Britain has attempted to rule itself out of taking part in any new loan assistance to Greece but Chancellor George Osborne has admitted that it is likely Athens will need more help next year.
Finance Minister George Papaconstantinou admitted this weekend that Greece is examining various ways in which to ease its debt burden, including the possibility of the European Financial Stability Facility buying its bonds, as it looks unlikely that Athens will be able to access international markets next year.
“The markets continue to disbelieve in our country,» he said. «We have to plan our next steps for 2012, for 2013.»
Several EU finance minister, including Papaconstantinou, discussed in Luxembourg on Friday the possibility that Greece would be unable to meet its financial commitments next year.
The British chancellor said that a Greek default is not a foregone conclusion but it is certain that some change to the Greek package would be needed.

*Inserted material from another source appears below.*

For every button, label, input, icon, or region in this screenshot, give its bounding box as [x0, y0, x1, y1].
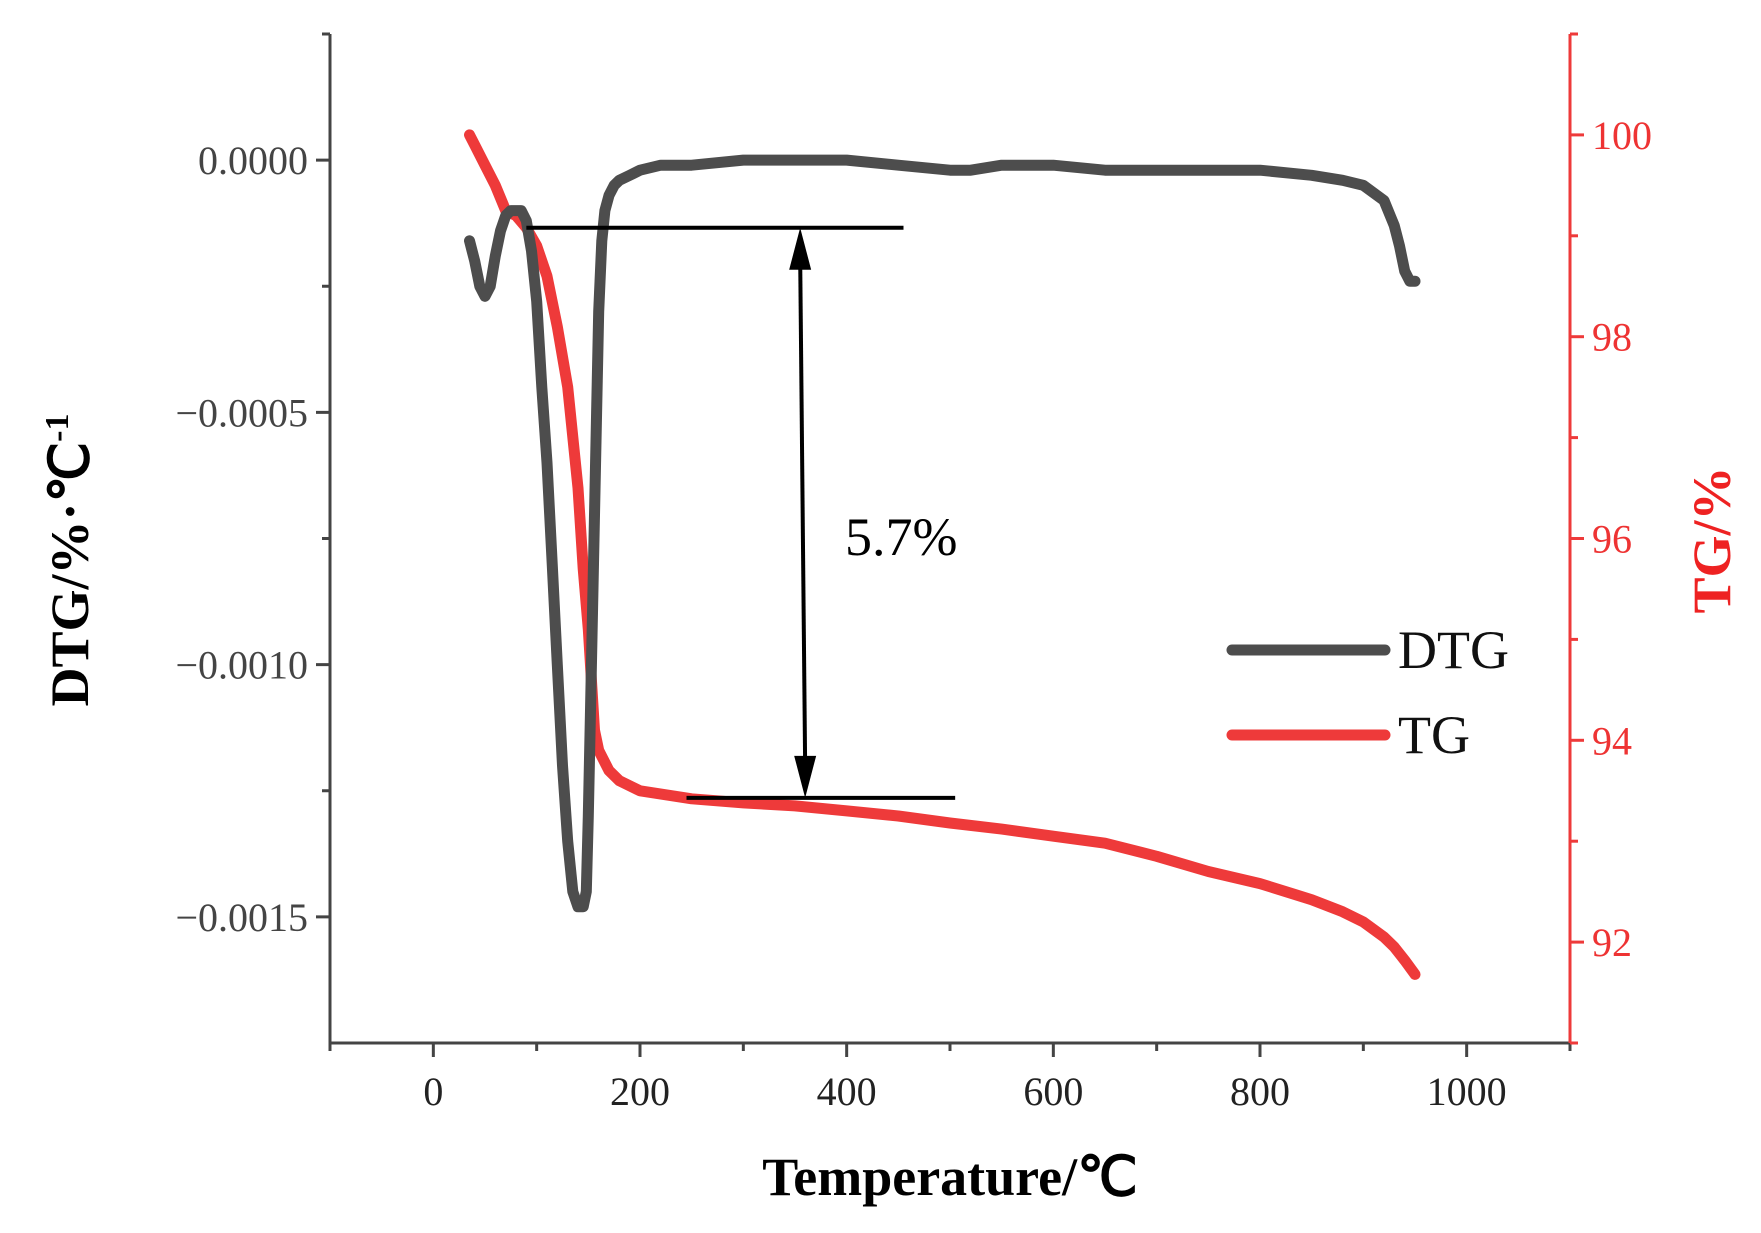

“I certainly don’t think it’s inevitable that Greece is going to default,» Osborne told the BBC on Sunday.
“I think it’s inevitable that we are going to look at the Greek package and see what they can do to get through next year but that might involve additional assistance from, for example, the euro zone.”
Osborne admitted markets were skeptical about Greece’s ability to refinance maturing debt, something that had been assumed when international lenders first agreed to help Greece last year.
“The market is quite sceptical about that happening and I suspect a lot of my time over the next few weeks is going to be with other European finance ministers talking about how we try to help the Greeks get through this situation,» he said.
He said he did not want Britain to be part of any further bailout of Greece, and was a «reluctant participant» in the EU-IMF bailout of Portugal.
“I didn’t sign up to that approach. It was something signed up to by my predecessor,» he said.
“We certainly don’t want to be part of any bailout of Greece, a second bailout of Greece.”